Die EU hat nach längerem Streit erst vergangene Woche das Paket in Höhe von drei Milliarden Euro für die Türkei bewilligt. Bundeskanzlerin Angela Merkel betrachtet das Land als Schlüssel zur Bewältigung der Flüchtlingskrise und war am Montag zu weiteren Gesprächen bei der türkischen Regierung in Ankara.
Wie schwach auch die Leute von Angela Merkel sind, zeigt eine Stellungnahme des offenkundig völlig überforderten CDU-Generalsekretärs Peter Tauber, über den die dpa am Donnerstag berichtete:
CDU-Generalsekretär Peter Tauber hat für das gesunkene Vertrauen in die Flüchtlingspolitik der Bundesregierung Verständnis gezeigt. «Viele wünschen sich, dass es sozusagen diesen einen Hebel gibt, den man umlegt und dann ist das Problem weg», sagte Tauber dem Sender MDR INFO. «Wir sind einfach überzeugt, dass es diese einfache Lösung nicht gibt, dass es länger dauert als es sich viele wünschen.»

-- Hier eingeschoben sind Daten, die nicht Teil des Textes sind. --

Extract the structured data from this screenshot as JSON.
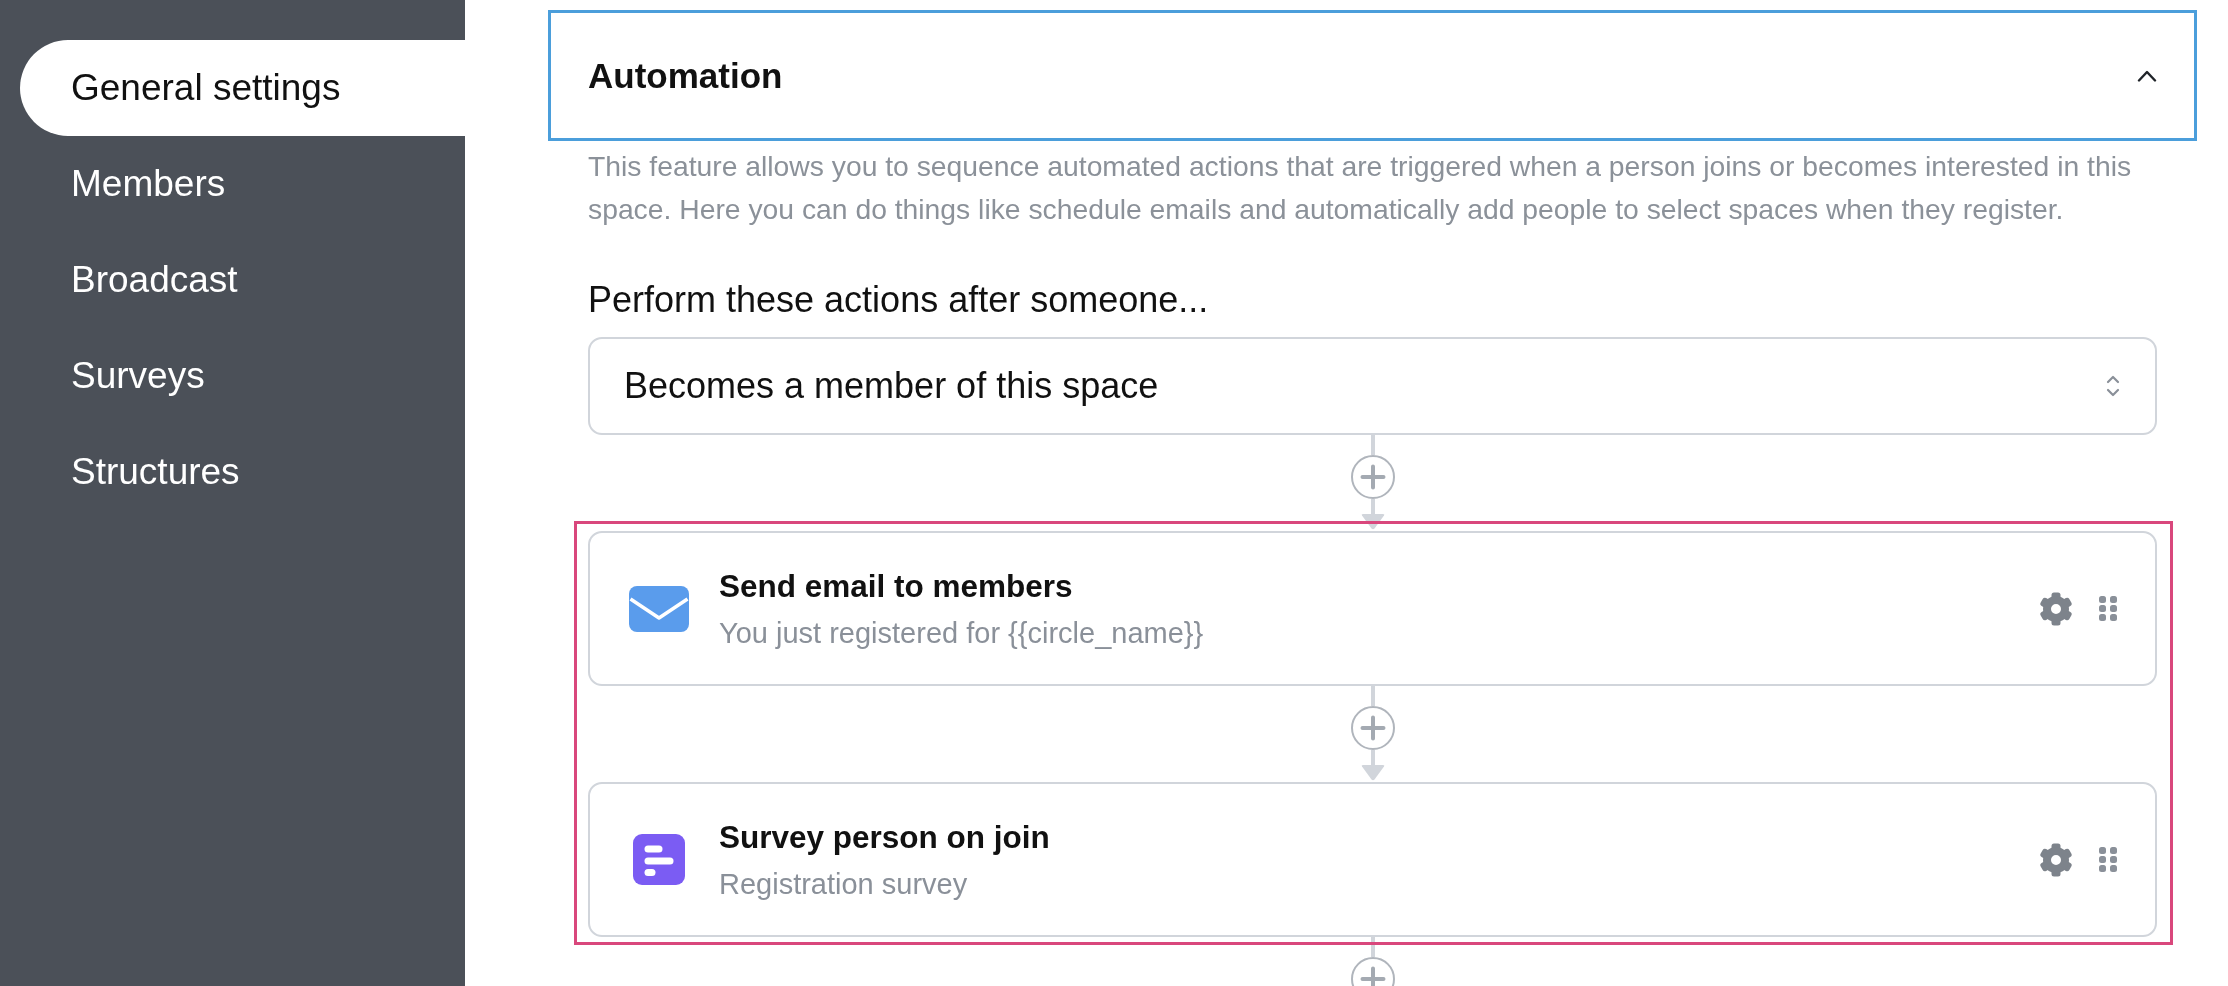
{
  "sidebar": {
    "items": [
      {
        "label": "General settings",
        "selected": true
      },
      {
        "label": "Members",
        "selected": false
      },
      {
        "label": "Broadcast",
        "selected": false
      },
      {
        "label": "Surveys",
        "selected": false
      },
      {
        "label": "Structures",
        "selected": false
      }
    ]
  },
  "section": {
    "title": "Automation",
    "expanded": true,
    "focused": true,
    "description": "This feature allows you to sequence automated actions that are triggered when a person joins or becomes interested in this space. Here you can do things like schedule emails and automatically add people to select spaces when they register."
  },
  "trigger": {
    "label": "Perform these actions after someone...",
    "value": "Becomes a member of this space"
  },
  "steps": {
    "highlighted": true,
    "items": [
      {
        "kind": "email",
        "title": "Send email to members",
        "subtitle": "You just registered for {{circle_name}}"
      },
      {
        "kind": "survey",
        "title": "Survey person on join",
        "subtitle": "Registration survey"
      }
    ]
  }
}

Im jüngsten ARD-«Deutschlandtrend» hatte eine große Mehrheit der Deutschen der Flüchtlingspolitik der Regierung ein vernichtendes Zeugnis ausgestellt. 81 Prozent der Befragten fanden, die Bundesregierung habe die Situation nicht im Griff.
Tauber sagte weiter, Deutschland sei auf internationale Zusammenarbeit angewiesen. Es liege an den anderen Ländern, mitzuziehen. «Ich glaube, wir müssen das ein Stück weit jetzt durchhalten, damit es am Ende gut wird. Ich bin fest davon überzeugt, dass es am Ende gelingt.»